La via del benessere

Ebbene si, benché sempre più rari, esistono ancora umani appartenenti alla specie “non sapiens non sapiens” che, nonostante l’attuale divieto, pretendono di legare il proprio cane ad una catena per trasformarlo in feroce guardiano. Quel povero animale, alla vista di un estraneo, abbaierà furiosamente, ma non si pensi che lo faccia perché, così legato, “lé d’vintè cativ c’mé la pésta” (è diventato cattivo come la peste). In realtà abbaia perché ha paura. Di cosa? Di non poter fuggire davanti all’eventuale aggressione di un estraneo. Infatti ogni animale in libertà, di fronte ad un certo pericolo, innesca due possibili reazioni: fuga o attacco. E noi umani?  Molto spesso, di fronte al ‘nemico’ (più o meno aggressivo, più o meno pericoloso) ci comportiamo come gli altri animali: fuga o attacco.

La medicina tradizionale ebraica, tramandata dal Talmud fin dal III secolo d.C., insegna che per il benessere personale occorre affrontare il ‘nemico’  in modo diverso rispetto ai comportamenti istintivi di fuga o attacco poiché entrambi, se reiterati nel corso della vita, possono provocare conseguenze negative; consideriamo dapprima quelle di chi fugge davanti al nemico. Sia che si fugga fisicamente, scappando da chi ci aggredisce, sia che si tratti di fuggire nel senso di non reagire in alcun modo davanti ad offese o minacce del ‘nemico’, potrebbero facilmente insorgere, nel tempo, varie ripercussioni e malattie a carico del rene che risulterà indebolito per un irregolare afflusso di sangue. Infatti il meccanismo difensivo della fuga, non già estemporaneo, ma consolidato negli anni dal proprio temperamento, tende a far affluire il sangue dal centro alla periferia (ai muscoli che ne hanno bisogno per la fuga).

Per quanto riguarda le conseguenze negative in coloro che, di fronte all’attacco fisico o psicologico del nemico, reagiscono sempre contrattaccando con forza o violenza, sono assai noti i guai epatici. Anche il linguaggio popolare definisce ‘fegatoso’ il temperamento di chi si lascia dominare da un eccesso di aggressività.

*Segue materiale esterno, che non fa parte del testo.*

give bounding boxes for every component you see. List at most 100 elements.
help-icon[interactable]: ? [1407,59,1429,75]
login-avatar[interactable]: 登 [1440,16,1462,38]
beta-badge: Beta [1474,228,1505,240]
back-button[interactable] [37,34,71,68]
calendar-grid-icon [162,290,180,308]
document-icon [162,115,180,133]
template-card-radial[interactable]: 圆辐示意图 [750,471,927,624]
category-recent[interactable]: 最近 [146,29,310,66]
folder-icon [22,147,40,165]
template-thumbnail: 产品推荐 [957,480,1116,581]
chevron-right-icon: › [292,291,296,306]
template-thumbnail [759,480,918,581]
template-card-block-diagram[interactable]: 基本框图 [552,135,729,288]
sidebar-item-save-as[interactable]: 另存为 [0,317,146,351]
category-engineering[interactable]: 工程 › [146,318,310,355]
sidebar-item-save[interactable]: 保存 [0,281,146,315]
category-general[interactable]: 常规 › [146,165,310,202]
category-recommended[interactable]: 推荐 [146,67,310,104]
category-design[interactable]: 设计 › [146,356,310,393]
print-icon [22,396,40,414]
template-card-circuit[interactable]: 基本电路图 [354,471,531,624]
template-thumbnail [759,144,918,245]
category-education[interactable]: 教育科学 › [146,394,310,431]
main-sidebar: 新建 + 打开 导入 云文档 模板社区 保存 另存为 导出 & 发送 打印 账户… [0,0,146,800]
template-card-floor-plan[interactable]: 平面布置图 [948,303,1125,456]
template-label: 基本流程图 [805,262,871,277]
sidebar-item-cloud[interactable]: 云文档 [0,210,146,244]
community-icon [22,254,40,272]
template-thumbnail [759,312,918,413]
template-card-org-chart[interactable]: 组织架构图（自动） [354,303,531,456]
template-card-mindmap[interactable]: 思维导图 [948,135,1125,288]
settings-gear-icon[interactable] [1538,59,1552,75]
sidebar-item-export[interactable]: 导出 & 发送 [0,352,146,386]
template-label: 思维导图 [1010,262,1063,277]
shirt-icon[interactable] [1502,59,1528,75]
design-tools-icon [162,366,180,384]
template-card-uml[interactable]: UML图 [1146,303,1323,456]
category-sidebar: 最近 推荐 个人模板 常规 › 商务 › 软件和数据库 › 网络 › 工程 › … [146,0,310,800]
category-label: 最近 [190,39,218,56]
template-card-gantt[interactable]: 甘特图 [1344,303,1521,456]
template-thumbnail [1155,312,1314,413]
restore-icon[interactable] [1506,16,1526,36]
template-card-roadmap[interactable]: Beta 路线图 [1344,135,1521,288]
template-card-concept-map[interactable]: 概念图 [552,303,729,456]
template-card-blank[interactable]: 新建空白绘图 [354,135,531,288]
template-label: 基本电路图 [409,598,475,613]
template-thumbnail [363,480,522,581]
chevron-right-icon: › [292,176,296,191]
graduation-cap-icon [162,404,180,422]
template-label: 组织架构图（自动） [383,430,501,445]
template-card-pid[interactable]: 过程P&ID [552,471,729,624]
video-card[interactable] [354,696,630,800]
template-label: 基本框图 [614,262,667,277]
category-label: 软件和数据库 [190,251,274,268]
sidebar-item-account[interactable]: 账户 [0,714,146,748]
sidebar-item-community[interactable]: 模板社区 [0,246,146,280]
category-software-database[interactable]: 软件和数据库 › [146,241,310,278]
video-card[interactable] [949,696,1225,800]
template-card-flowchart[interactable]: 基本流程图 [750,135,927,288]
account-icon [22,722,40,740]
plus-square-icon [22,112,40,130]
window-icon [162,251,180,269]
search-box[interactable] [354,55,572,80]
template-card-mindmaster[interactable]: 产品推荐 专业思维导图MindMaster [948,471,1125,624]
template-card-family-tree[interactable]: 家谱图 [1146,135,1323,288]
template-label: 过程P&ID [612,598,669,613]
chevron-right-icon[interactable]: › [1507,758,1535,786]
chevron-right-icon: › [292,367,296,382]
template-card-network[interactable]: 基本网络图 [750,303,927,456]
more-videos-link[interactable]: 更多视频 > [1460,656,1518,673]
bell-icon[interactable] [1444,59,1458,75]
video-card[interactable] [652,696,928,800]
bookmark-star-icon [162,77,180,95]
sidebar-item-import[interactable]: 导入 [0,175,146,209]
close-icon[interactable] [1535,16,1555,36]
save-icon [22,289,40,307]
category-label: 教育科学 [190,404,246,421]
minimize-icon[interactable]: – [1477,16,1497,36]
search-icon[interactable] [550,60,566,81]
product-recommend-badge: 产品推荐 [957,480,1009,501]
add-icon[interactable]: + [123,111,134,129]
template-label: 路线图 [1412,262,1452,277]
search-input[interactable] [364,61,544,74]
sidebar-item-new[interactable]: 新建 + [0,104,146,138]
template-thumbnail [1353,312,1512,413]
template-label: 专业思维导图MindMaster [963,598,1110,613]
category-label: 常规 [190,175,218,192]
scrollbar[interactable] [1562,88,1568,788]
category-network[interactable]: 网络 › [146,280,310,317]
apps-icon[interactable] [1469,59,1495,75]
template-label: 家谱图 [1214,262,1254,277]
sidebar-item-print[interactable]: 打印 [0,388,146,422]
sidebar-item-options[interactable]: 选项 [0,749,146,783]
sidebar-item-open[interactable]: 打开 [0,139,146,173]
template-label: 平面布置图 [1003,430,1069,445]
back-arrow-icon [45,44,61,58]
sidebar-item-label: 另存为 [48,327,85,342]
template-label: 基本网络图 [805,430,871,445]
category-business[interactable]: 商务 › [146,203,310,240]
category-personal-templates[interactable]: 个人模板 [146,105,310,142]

Nel corso di una conferenza nella sinagoga di Soragna, la dr.ssa Daniela Abravanel (si veda il suo libro “Guarire per curarsi”, Lulav edizioni, 2002) paragonò il ‘nemico’ ad un ladro che ha rubato la tua anima. Se decidi di non reagire, di ‘fregartene’ di un così grave furto, perdi la tua anima (e, con essa, te stesso); d’altra parte se decidi di sparare al ladro rischi di uccidere la tua anima (e, con essa, te stesso).

Dunque che fare davanti al nemico? Quale reazione posso mettere in atto oltre la fuga o l’attacco?

Specchiarmi nel nemico (!!!), ecco la terza possibile reazione, l’unica in grado di suscitare benessere. Cosa significa specchiarsi nel nemico? Significa capire che, per quanto offensivo, minaccioso o pericoloso sia il mio nemico, c’è in me qualcosa di lui. Posso chiedermi quante volte e in quali circostanze, sono stato, fosse pure in minima parte, offensivo, aggressivo, minaccioso o violento come il mio nemico. Se accetto di riconoscere che i difetti di chi mi ha voluto o mi vuole male sono, almeno in parte, i miei stessi difetti, allora potrò affrontare il nemico così: “Questo male che mi stai procurando, io stesso l’ho fatto ad altri. Siamo falsi nemici, dunque, entrambi limitati e capaci, ahinoi, di fare scelte sbagliate o violente”.

Scegliendo questa terza via che conduce al benessere, diminuirà la paura del nemico o il desiderio di aggredirlo; non più paralizzati dalla paura, non più violenti, ma esseri pensanti, finalmente… “sapiens sapiens”.